Wednesday, October 3, 2012

Elementals







The elementary spirits, the so-called Elementals, are the unseen intelligences that inhabit the four basic elements of the material plane. The creatures of the air are known as sylphs; of the earth, gnomes; of fire, salamanders; and of water, the nymphs or undines. According to ancient tradition, before the Fall, Adam had complete control over these entities. After the Fall from Grace in the Garden of Eden, Adam lost his easy access to the elementals, but he was still able to command their obedience by means of certain incantations and spells. That same ancient tradition suggests that such communication with the unseen entities can be established by the sincere magician who seeks out the old spells. Others say that the ancient incantations are unnecessary. All that is required to gain the support of the elementals is to recognize their presence and powers and to live openly in a manner that indicates the magician is respectful, but unafraid, of the forces of nature.

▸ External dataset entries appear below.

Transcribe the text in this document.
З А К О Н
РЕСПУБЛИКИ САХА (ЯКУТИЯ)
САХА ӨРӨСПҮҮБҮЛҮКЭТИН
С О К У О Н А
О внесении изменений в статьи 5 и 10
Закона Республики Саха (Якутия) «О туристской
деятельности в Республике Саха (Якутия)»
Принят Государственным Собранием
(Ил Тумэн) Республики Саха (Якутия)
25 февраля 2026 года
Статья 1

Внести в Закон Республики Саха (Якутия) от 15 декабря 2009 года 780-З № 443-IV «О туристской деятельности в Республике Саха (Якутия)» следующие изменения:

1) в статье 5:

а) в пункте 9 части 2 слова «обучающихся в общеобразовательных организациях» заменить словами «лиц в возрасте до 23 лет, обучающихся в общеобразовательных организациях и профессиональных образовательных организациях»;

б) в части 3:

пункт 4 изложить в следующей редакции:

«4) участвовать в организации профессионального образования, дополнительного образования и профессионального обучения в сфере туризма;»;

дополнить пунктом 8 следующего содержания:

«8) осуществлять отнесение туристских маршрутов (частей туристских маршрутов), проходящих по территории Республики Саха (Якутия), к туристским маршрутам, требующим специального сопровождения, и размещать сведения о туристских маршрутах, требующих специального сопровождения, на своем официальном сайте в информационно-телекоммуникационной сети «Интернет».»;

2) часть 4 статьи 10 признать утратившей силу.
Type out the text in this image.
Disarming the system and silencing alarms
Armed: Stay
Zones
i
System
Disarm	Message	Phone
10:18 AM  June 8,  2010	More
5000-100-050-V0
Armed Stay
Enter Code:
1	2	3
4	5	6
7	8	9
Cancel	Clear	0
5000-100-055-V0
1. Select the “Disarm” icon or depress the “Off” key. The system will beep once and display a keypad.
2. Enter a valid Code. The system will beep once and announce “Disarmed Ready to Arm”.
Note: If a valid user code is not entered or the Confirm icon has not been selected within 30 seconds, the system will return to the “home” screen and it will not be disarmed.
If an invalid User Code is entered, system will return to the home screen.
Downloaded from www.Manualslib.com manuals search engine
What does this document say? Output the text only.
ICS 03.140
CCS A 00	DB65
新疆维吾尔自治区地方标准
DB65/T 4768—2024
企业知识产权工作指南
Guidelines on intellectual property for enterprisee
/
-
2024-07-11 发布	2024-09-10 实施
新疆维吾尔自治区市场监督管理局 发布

The appearance of the elementals when discerned by the human eye is that of attractive males and beautiful females. Because they are created of the pure essences of their element, they may live for centuries; but because they were fashioned of terrestrial elements, their souls are not immortal, as are those of humans. If, however, an elemental should be joined in marriage to a human, their union can transform the creature's soul into a spirit that may enjoy eternal life. Some of the greatest figures of antiquity such as Zoroaster, Alexander, Merlin, and Hercules, were reported to have been the children of elementary spirits.

While most traditions hold the elementals, whether or not they are seen or unseen, to be friendly to humans and in general benignly disposed to providing assistance to righteous endeavors, some authorities warn that each of the four elements contains a number of mischief makers and entities that tend more toward the demonic than the angelic.

Wm. Michael Mott, author of Caverns, Cauldrons, and Concealed Creatures, issues a number of warnings pertinent to those humans who might be seriously considering dealing with sylphs, undines, salamanders, gnomes, and other entities: 

Encounters with elemental beings are not all so charming. Elementals are notoriously capricious and unpredictable, and are usually indifferent at best, and dangerous at their worst. Theosophists, Rosicrucians, and Spiritualists tended to theorize that fairies are elementals, but are also spirits (existing on `another plane'); yet the Neoplatonists, and later the alchemists of the middle ages, believed them to be of a finer and more subtle type of matter, somewhere `between man and the angels.' They had flesh, after a fashion, and fleshly desires to go with it. The wizard Merlin (his name meaning `of the sea' or `of the water') was supposedly the result of the lust of an elemental for a human woman. 

While there is traditionally some inter-relationship between the four types of elementals (sylphs, undines, salamanders, and gnomes), it seems that many fairy types of beings from Northern and Western Europe have a close relationship to the gnome (underworld) and undine (mermaid/merman) varieties. According to Reverend Robert Kirk (The Secret Commonwealth of Elves, Fauns, and Fairies, 1691), the fairies who abducted and later released him were composed of `congealed air,' or a finer type of matter. Yet, in defense of the spiritual aspect or theory, fairy associations and fairyland entrances were often with subterranean regions or necroploleis, such as barrows, tumuli, ruined hill-forts, mounds, and the like. Caves, wild gorges, and chasms also had the same types of fairy associations, however, as did crevices or cracks in rocks which were too narrow for human beings to enter.

Through the centuries, some have theorized that the fairies of the British Isles were fallen angels, the souls of the pagan or unbaptized dead, or the actual hidden descendants of races (or species?) of man which had been defeated by the Celts and driven into hiding, eventually beneath the ground. Here, after long ages, they often became diminutive in form and stature, due to cramped quarters, poor nutrition, and inbreeding. Walter Evans-Wentz reports an interesting belief (as expressed in The Fairy Faith in Celtic Countries, 1911, pp. 166-67), held by David MacRitchie previously, who in his book The Testimony of Tradition (1890), noted the similarity between the word pixies, or pixys, and Picts, a Bronze-Age, pre-Celtic people whom he saw as non-Aryan (a possibility, at least before the coming of the Celts) and dwarf-like, the latter now known to be false.

But what might years of interbreeding in a subterranean environment do to the stature of a people, or isolated groups of survivors in hiding from taller, stronger invaders? The finding of apparent Neolithic dwarf remains-an entire tribe of dwarfs-in Switzerland in 1893, lent credence to the theory of ancient, pygmy races who had been driven into a slinking, clandestine, and eventually subterranean existence throughout Europe. To the Victorians, this led to the conclusion that dwarfism and midgetism were possibly due to the racial residue of Cro-Magnon types interbreeding with these ancient peoples, and that the fairies were simply natural and earlier forms of man. For a time, even the Spiritualists and Theosophists adopted this theory as their own. This didn't last, and soon these groups were back into the esoteric, elemental or devic (nature spirit) concepts.